Concise Learning is bound for many bookshelves for two key reasons: first, all libraries can receive a free digital copy of the book by emailing the author through his Web site (www.conciselearning.com); and second, Krasnic promotes a study strategy that efficiently organizes and connects information. His method is supported by research in psychology.
Krasnic instructs students to make use of visual maps, thereby actively engaging with subject material. This learning technique is complemented, in the second half of this manual, by thirteen skills that Krasnic associates with success in school and college. This book is targeted at students transitioning into college. That said, the author believes his study technique has “near infinite” applications.
Krasnic is a staunch advocate of visual mapping—even the acknowledgments section of the book is written as a visual map. Among Concise Learning’s special features are a list of free and proprietary visual mapping programs, six of visual map artist Adam Sicinski’s works, and guidance on where to find visual map templates online. The book earns the “concise” in its title by presenting much of its content visually.

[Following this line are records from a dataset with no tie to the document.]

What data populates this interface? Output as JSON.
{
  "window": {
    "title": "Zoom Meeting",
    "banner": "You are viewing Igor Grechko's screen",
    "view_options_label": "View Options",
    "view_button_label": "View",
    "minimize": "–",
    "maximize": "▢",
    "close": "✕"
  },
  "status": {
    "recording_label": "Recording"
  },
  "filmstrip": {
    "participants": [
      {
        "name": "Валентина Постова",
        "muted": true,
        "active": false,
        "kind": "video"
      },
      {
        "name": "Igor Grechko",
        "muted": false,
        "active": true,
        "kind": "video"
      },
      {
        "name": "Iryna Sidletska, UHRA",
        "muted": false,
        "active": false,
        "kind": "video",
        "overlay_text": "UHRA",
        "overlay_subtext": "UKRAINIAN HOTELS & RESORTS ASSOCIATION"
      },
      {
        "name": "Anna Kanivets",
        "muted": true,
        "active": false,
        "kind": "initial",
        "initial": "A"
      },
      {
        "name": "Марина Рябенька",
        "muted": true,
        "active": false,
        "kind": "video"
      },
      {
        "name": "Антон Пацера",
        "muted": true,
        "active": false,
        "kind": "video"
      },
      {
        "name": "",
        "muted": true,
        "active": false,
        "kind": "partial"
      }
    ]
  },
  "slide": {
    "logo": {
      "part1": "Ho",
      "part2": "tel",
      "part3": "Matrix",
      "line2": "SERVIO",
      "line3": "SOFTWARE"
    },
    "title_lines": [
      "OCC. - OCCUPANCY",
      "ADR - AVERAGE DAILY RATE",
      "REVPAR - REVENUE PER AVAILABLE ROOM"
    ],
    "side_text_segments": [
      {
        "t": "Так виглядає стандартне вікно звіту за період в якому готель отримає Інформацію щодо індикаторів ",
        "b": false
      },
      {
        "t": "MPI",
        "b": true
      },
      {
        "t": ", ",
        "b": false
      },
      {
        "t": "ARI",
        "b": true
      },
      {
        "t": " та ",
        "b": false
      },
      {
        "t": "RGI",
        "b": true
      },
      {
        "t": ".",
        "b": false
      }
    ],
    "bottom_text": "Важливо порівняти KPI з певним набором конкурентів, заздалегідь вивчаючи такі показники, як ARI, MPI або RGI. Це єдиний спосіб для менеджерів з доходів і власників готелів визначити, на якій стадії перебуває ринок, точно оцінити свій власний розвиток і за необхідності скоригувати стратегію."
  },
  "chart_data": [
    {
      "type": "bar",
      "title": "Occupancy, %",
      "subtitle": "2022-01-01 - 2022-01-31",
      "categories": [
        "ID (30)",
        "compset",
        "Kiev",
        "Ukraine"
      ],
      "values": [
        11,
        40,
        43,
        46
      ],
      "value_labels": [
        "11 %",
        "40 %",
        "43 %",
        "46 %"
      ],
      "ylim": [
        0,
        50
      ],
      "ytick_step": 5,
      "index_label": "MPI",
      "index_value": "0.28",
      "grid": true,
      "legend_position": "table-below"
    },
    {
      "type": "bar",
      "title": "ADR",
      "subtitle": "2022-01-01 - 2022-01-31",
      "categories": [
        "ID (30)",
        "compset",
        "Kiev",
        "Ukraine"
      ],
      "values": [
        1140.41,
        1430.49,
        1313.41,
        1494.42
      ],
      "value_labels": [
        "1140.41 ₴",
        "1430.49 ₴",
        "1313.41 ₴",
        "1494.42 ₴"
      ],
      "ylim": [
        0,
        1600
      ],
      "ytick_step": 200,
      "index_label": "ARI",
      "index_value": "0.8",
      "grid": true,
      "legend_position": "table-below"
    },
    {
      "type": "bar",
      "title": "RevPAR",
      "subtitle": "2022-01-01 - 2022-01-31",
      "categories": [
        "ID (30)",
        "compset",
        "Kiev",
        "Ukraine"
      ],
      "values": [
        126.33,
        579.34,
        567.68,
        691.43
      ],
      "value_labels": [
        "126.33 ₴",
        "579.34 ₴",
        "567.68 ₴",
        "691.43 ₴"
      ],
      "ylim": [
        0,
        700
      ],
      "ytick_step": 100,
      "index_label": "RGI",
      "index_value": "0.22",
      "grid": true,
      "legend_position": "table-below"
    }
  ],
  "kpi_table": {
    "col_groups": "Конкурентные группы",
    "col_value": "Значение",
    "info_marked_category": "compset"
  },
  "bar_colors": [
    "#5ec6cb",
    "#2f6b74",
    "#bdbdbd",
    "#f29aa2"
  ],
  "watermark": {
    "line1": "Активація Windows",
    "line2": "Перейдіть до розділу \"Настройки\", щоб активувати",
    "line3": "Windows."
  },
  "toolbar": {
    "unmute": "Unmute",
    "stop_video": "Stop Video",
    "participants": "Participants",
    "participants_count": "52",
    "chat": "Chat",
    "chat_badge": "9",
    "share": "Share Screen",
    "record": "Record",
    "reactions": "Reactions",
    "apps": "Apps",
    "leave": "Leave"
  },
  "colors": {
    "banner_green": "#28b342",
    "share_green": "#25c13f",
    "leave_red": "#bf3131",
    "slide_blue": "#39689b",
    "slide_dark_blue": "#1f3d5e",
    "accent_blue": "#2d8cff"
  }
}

The handbook is designed to be exceedingly readable. It makes ample use of headings and bullet points and includes textual signposts so readers can skip sections of less interest. Drawing the browsing reader in, Krasnic dots his text with inspirational quotes from the likes of George Santayana, Albert Einstein, and Queen Elizabeth II.
These accessories notwithstanding, the message is front and center in this book—Krasnic wants his students to be successful. He teaches them how in a conversational style, addressing them directly as he would in front of a classroom. Indeed, Krasnic has nearly a decade of college teaching experience behind him. He relies on this experience to back his learning strategies, often referencing his students’ testimonies that his recommendations are effective. Krasnic hopes to have many more students like them, and the book serves partly to promote his Student Success workshops.
Brimming with marketing copy (e.g., “CLM and SOS: your way to effective and efficient learning”), the book does, for the most part, deliver on its promises. It’s a quick read with some valuable takeaways.
Disclosure: This article is not an endorsement, but a review. The author of this book provided free copies of the book and paid a small fee to have their book reviewed by a professional reviewer. Foreword Reviews and Clarion Reviews make no guarantee that the author will receive a positive review. Foreword Magazine, Inc. is disclosing this in accordance with the Federal Trade Commission’s 16 CFR, Part 255.